Fino a ora il piano Industria 4.0 ha scontato una visione ingegneristica e tecnologica delle trasformazioni di impresa, in un contesto di manifattura che sembra ancora orientato al passato e che, anche per questo, non ha trovato sponda in una corrispondente evoluzione dei modelli contrattuali di riferimento. Inutile parlare di un investimento sulle competenze senza un parallelo intervento sui cambiamenti legati alla organizzazione del lavoro, alla trasformazione del rapporto uomo-macchina, alla gestione del personale e agli altri profondi cambiamenti di natura non tecnologica, ma che della tecnologia sono presupposto e conseguenza.
Rischia pertanto di rimanere sul piano delle buone intenzioni l’idea di investire sulle competenze delle persone senza procedere contestualmente a un robusto investimento sulle infrastrutture che abilitano i nuovi modelli di impresa prima ancora delle tecnologie di nuova generazione. Il tema, da mettere al centro del confronto, è il rinnovamento dei sistemi di welfare e di relazioni industriali che restano ancorati a un modello di economia e di società tipico del Novecento industriale e che devono invece ora contaminarsi e rinforzarsi vicendevolmente.

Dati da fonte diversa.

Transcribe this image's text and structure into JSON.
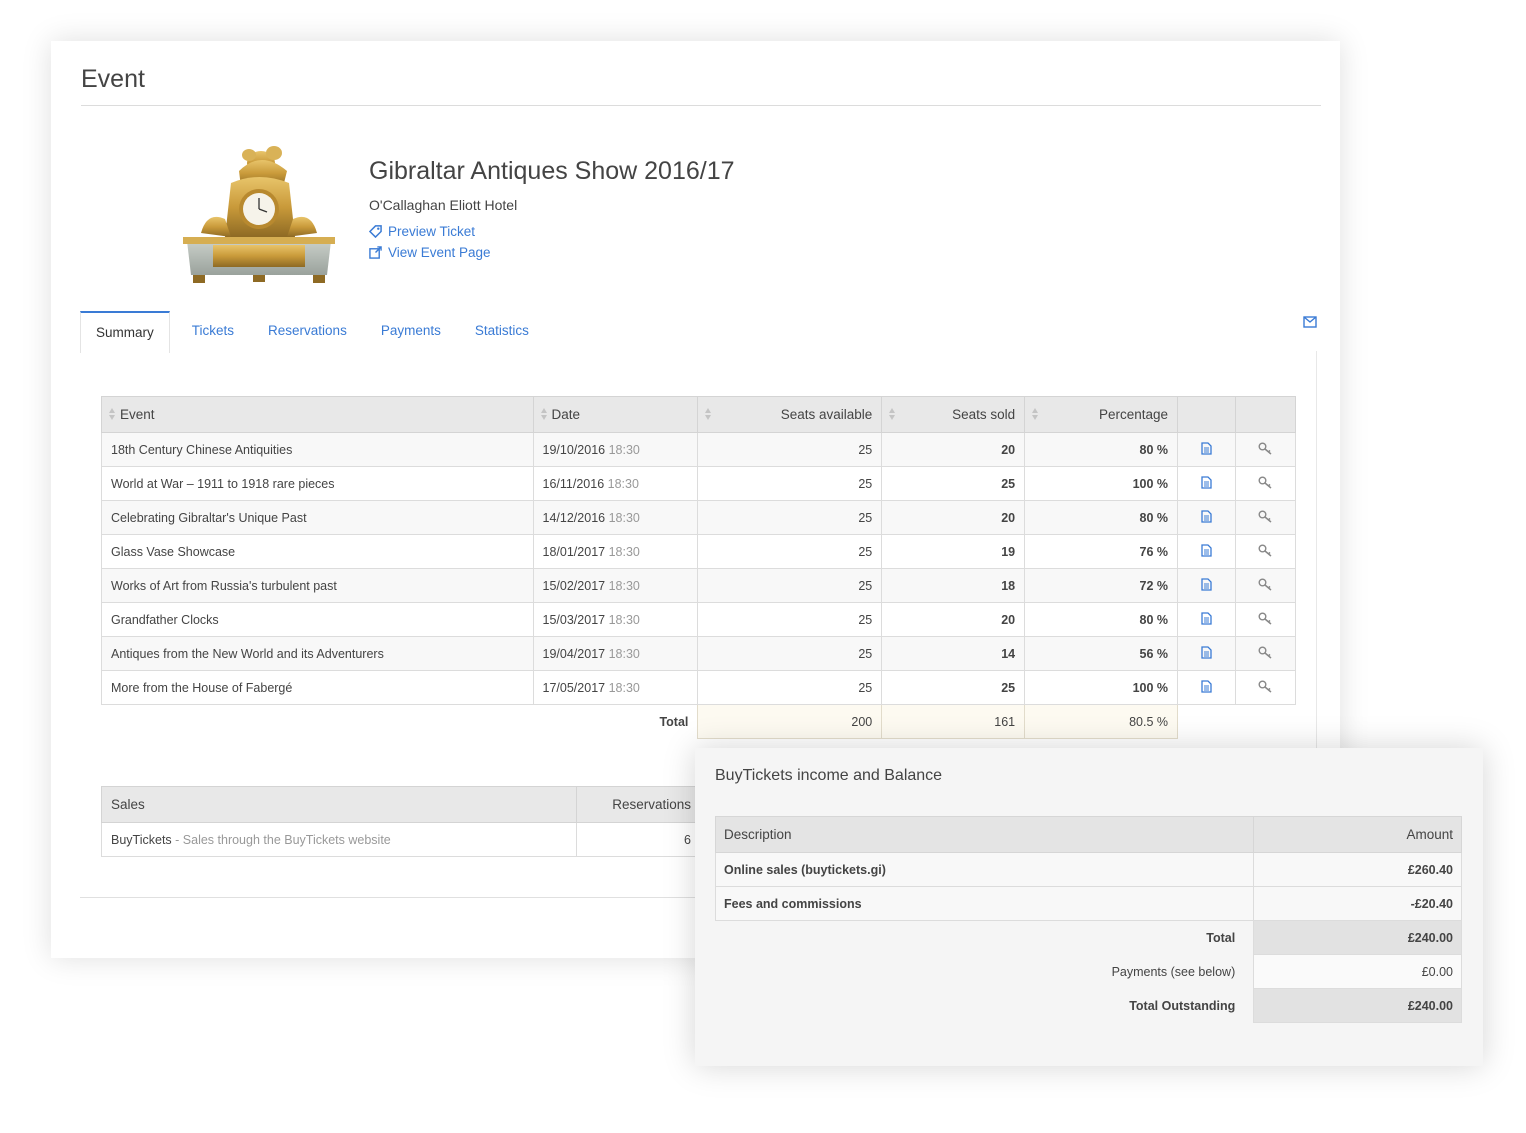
{
  "page": {
    "title": "Event"
  },
  "event": {
    "name": "Gibraltar Antiques Show 2016/17",
    "venue": "O'Callaghan Eliott Hotel",
    "preview_ticket": "Preview Ticket",
    "view_event_page": "View Event Page"
  },
  "tabs": [
    {
      "label": "Summary",
      "active": true
    },
    {
      "label": "Tickets"
    },
    {
      "label": "Reservations"
    },
    {
      "label": "Payments"
    },
    {
      "label": "Statistics"
    }
  ],
  "events_table": {
    "headers": [
      "Event",
      "Date",
      "Seats available",
      "Seats sold",
      "Percentage"
    ],
    "rows": [
      {
        "event": "18th Century Chinese Antiquities",
        "date": "19/10/2016",
        "time": "18:30",
        "available": "25",
        "sold": "20",
        "pct": "80 %"
      },
      {
        "event": "World at War – 1911 to 1918 rare pieces",
        "date": "16/11/2016",
        "time": "18:30",
        "available": "25",
        "sold": "25",
        "pct": "100 %"
      },
      {
        "event": "Celebrating Gibraltar's Unique Past",
        "date": "14/12/2016",
        "time": "18:30",
        "available": "25",
        "sold": "20",
        "pct": "80 %"
      },
      {
        "event": "Glass Vase Showcase",
        "date": "18/01/2017",
        "time": "18:30",
        "available": "25",
        "sold": "19",
        "pct": "76 %"
      },
      {
        "event": "Works of Art from Russia's turbulent past",
        "date": "15/02/2017",
        "time": "18:30",
        "available": "25",
        "sold": "18",
        "pct": "72 %"
      },
      {
        "event": "Grandfather Clocks",
        "date": "15/03/2017",
        "time": "18:30",
        "available": "25",
        "sold": "20",
        "pct": "80 %"
      },
      {
        "event": "Antiques from the New World and its Adventurers",
        "date": "19/04/2017",
        "time": "18:30",
        "available": "25",
        "sold": "14",
        "pct": "56 %"
      },
      {
        "event": "More from the House of Fabergé",
        "date": "17/05/2017",
        "time": "18:30",
        "available": "25",
        "sold": "25",
        "pct": "100 %"
      }
    ],
    "total": {
      "label": "Total",
      "available": "200",
      "sold": "161",
      "pct": "80.5 %"
    }
  },
  "sales_table": {
    "headers": [
      "Sales",
      "Reservations"
    ],
    "rows": [
      {
        "name": "BuyTickets",
        "desc": " - Sales through the BuyTickets website",
        "reservations": "6"
      }
    ]
  },
  "balance": {
    "title": "BuyTickets income and Balance",
    "headers": [
      "Description",
      "Amount"
    ],
    "rows": [
      {
        "desc": "Online sales (buytickets.gi)",
        "amount": "£260.40"
      },
      {
        "desc": "Fees and commissions",
        "amount": "-£20.40"
      }
    ],
    "total": {
      "label": "Total",
      "amount": "£240.00"
    },
    "payments": {
      "label": "Payments (see below)",
      "amount": "£0.00"
    },
    "outstanding": {
      "label": "Total Outstanding",
      "amount": "£240.00"
    }
  },
  "colors": {
    "link": "#3a7bd5",
    "header_bg": "#e8e8e8",
    "total_bg": "#fdfaf1"
  },
  "icons": {
    "preview": "tag-icon",
    "view": "external-link-icon",
    "row_doc": "document-icon",
    "row_key": "key-icon",
    "mail": "envelope-icon"
  }
}
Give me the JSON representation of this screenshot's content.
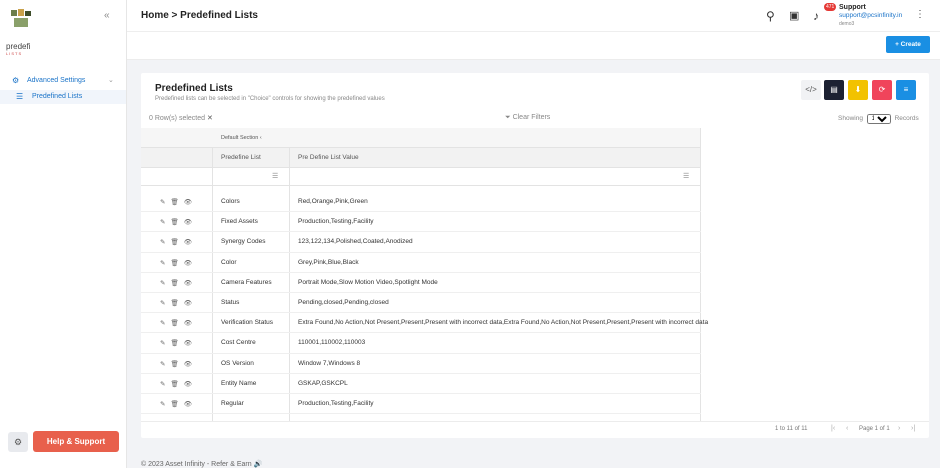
{
  "sidebar": {
    "logo_text": "predefi",
    "logo_sub": "LISTS",
    "group_label": "Advanced Settings",
    "active_item": "Predefined Lists",
    "help_label": "Help & Support"
  },
  "topbar": {
    "breadcrumb": "Home > Predefined Lists",
    "notification_count": "471",
    "user_name": "Support",
    "user_email": "support@pcsinfinity.in",
    "user_org": "demo3"
  },
  "subbar": {
    "create_label": "+ Create"
  },
  "card": {
    "title": "Predefined Lists",
    "subtitle": "Predefined lists can be selected in \"Choice\" controls for showing the predefined values",
    "rows_selected": "0 Row(s) selected",
    "clear_filters": "Clear Filters",
    "showing_label": "Showing",
    "records_label": "Records",
    "page_size": "100",
    "section_label": "Default Section",
    "col_list": "Predefine List",
    "col_value": "Pre Define List Value",
    "action_colors": {
      "code": "#f1f2f4",
      "doc": "#1c2132",
      "download": "#f2c200",
      "refresh": "#f0445b",
      "list": "#1a8fe3"
    },
    "pager_info": "1 to 11 of 11",
    "pager_page": "Page 1 of 1"
  },
  "rows": [
    {
      "name": "Colors",
      "value": "Red,Orange,Pink,Green"
    },
    {
      "name": "Fixed Assets",
      "value": "Production,Testing,Facility"
    },
    {
      "name": "Synergy Codes",
      "value": "123,122,134,Polished,Coated,Anodized"
    },
    {
      "name": "Color",
      "value": "Grey,Pink,Blue,Black"
    },
    {
      "name": "Camera Features",
      "value": "Portrait Mode,Slow Motion Video,Spotlight Mode"
    },
    {
      "name": "Status",
      "value": "Pending,closed,Pending,closed"
    },
    {
      "name": "Verification Status",
      "value": "Extra Found,No Action,Not Present,Present,Present with incorrect data,Extra Found,No Action,Not Present,Present,Present with incorrect data"
    },
    {
      "name": "Cost Centre",
      "value": "110001,110002,110003"
    },
    {
      "name": "OS Version",
      "value": "Window 7,Windows 8"
    },
    {
      "name": "Entity Name",
      "value": "GSKAP,GSKCPL"
    },
    {
      "name": "Regular",
      "value": "Production,Testing,Facility"
    }
  ],
  "footer": {
    "text": "© 2023  Asset Infinity - Refer & Earn"
  }
}
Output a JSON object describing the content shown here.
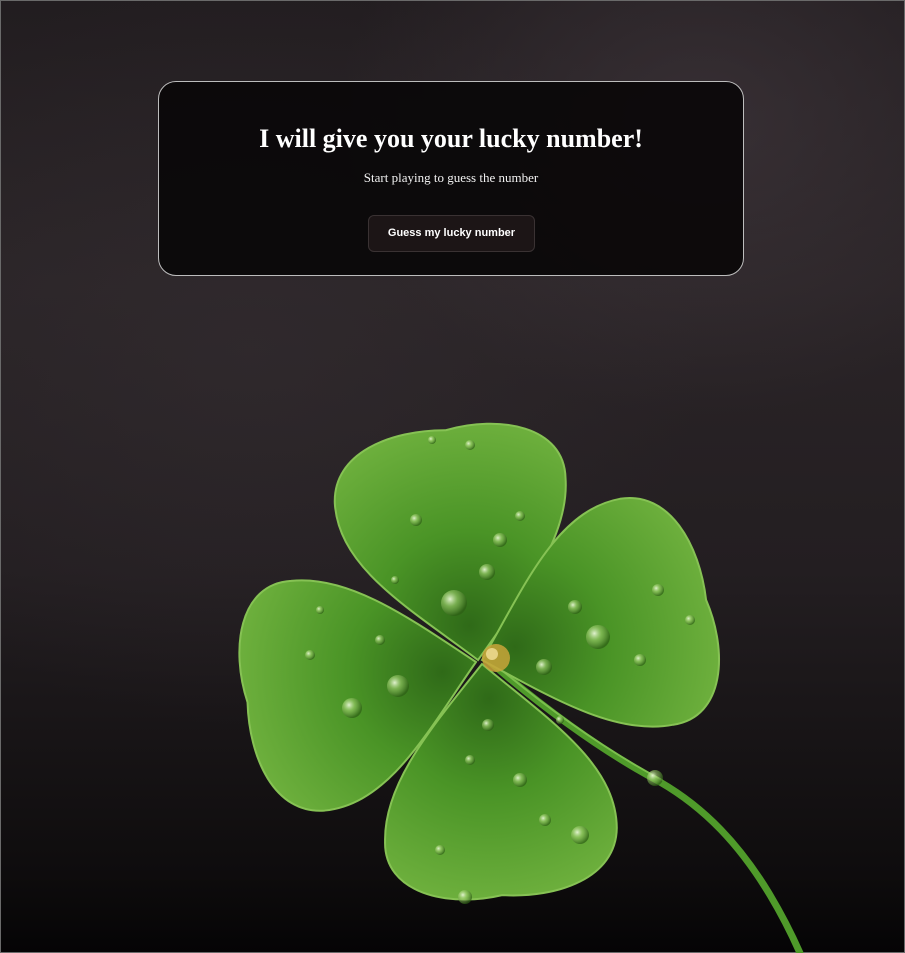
{
  "hero": {
    "title": "I will give you your lucky number!",
    "subtitle": "Start playing to guess the number",
    "button_label": "Guess my lucky number"
  },
  "background": {
    "image_subject": "four-leaf-clover-with-water-drops",
    "colors": {
      "backdrop": "#231e21",
      "leaf": "#4f9a2a",
      "leaf_dark": "#2f6a18",
      "stem": "#5aa83a",
      "card": "#0a0809",
      "card_border": "#bdbdbd",
      "button": "#1c1516"
    }
  }
}
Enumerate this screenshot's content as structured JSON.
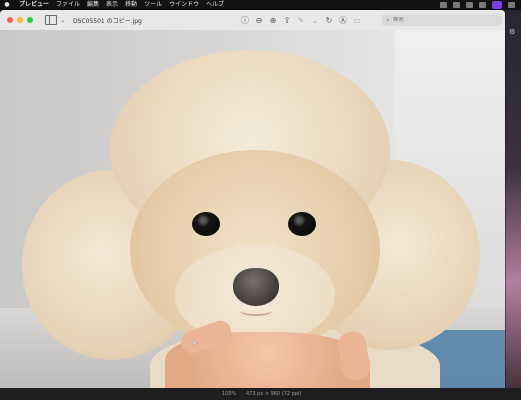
{
  "menubar": {
    "apple": "",
    "items": [
      "プレビュー",
      "ファイル",
      "編集",
      "表示",
      "移動",
      "ツール",
      "ウインドウ",
      "ヘルプ"
    ]
  },
  "window": {
    "title": "DSC05501 のコピー.jpg",
    "search_placeholder": "検索"
  },
  "toolbar": {
    "icons": [
      "info-icon",
      "zoom-out-icon",
      "zoom-in-icon",
      "share-icon",
      "markup-icon",
      "markup-chevron-icon",
      "rotate-icon",
      "highlight-icon",
      "form-icon"
    ]
  },
  "status": {
    "zoom": "100%",
    "dimensions": "473 px × 960 (72 ppi)"
  },
  "colors": {
    "accent": "#7e3fe0",
    "close": "#fe5f57",
    "minimize": "#febc2e",
    "zoom": "#28c840"
  }
}
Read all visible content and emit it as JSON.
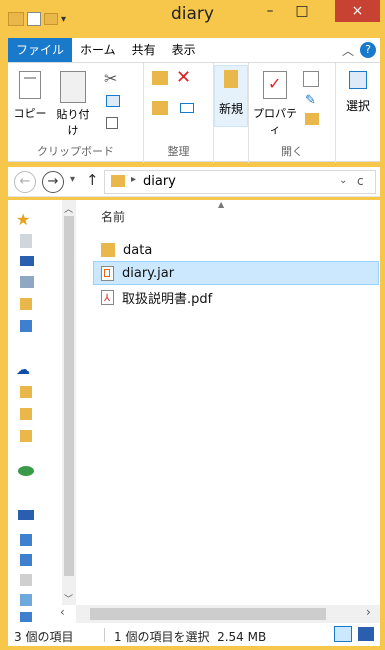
{
  "window": {
    "title": "diary",
    "minimize": "–",
    "maximize": "□",
    "close": "×"
  },
  "ribbon_tabs": {
    "file": "ファイル",
    "home": "ホーム",
    "share": "共有",
    "view": "表示"
  },
  "ribbon": {
    "copy": "コピー",
    "paste": "貼り付け",
    "clipboard_group": "クリップボード",
    "organize_group": "整理",
    "new": "新規",
    "properties": "プロパティ",
    "open_group": "開く",
    "select": "選択"
  },
  "address": {
    "path": "diary",
    "search_glyph": "c"
  },
  "content": {
    "column_name": "名前",
    "files": [
      {
        "name": "data",
        "icon": "folder-icon"
      },
      {
        "name": "diary.jar",
        "icon": "java-file-icon"
      },
      {
        "name": "取扱説明書.pdf",
        "icon": "pdf-file-icon"
      }
    ]
  },
  "status": {
    "item_count": "3 個の項目",
    "selection": "1 個の項目を選択  2.54 MB"
  },
  "colors": {
    "accent": "#1979ca",
    "frame": "#f6c74a",
    "close": "#c84233",
    "selection": "#cce8ff"
  }
}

Pensiamo solo, in questa prospettiva, alle enormi potenzialità del welfare aziendale, a un più maturo e consapevole utilizzo nella contrattazione di prossimità delle misure di incentivazione fiscale per la welfarizzazione del premio di risultato e anche alla leva strategica dei fondi interprofessionali una volta liberati da inutili vincoli pubblicistici e burocratici che ne frenano uno sviluppo coerente ai processi di Industria 4.0. È questa la strada obbligata per incidere profondamente sulle dinamiche della produttività del lavoro e non solo su quelle redistributive fino al punto di concorrere alla riscrittura sostanziale dello scambio lavoro contro retribuzione e non semplicemente delle sue regole formali.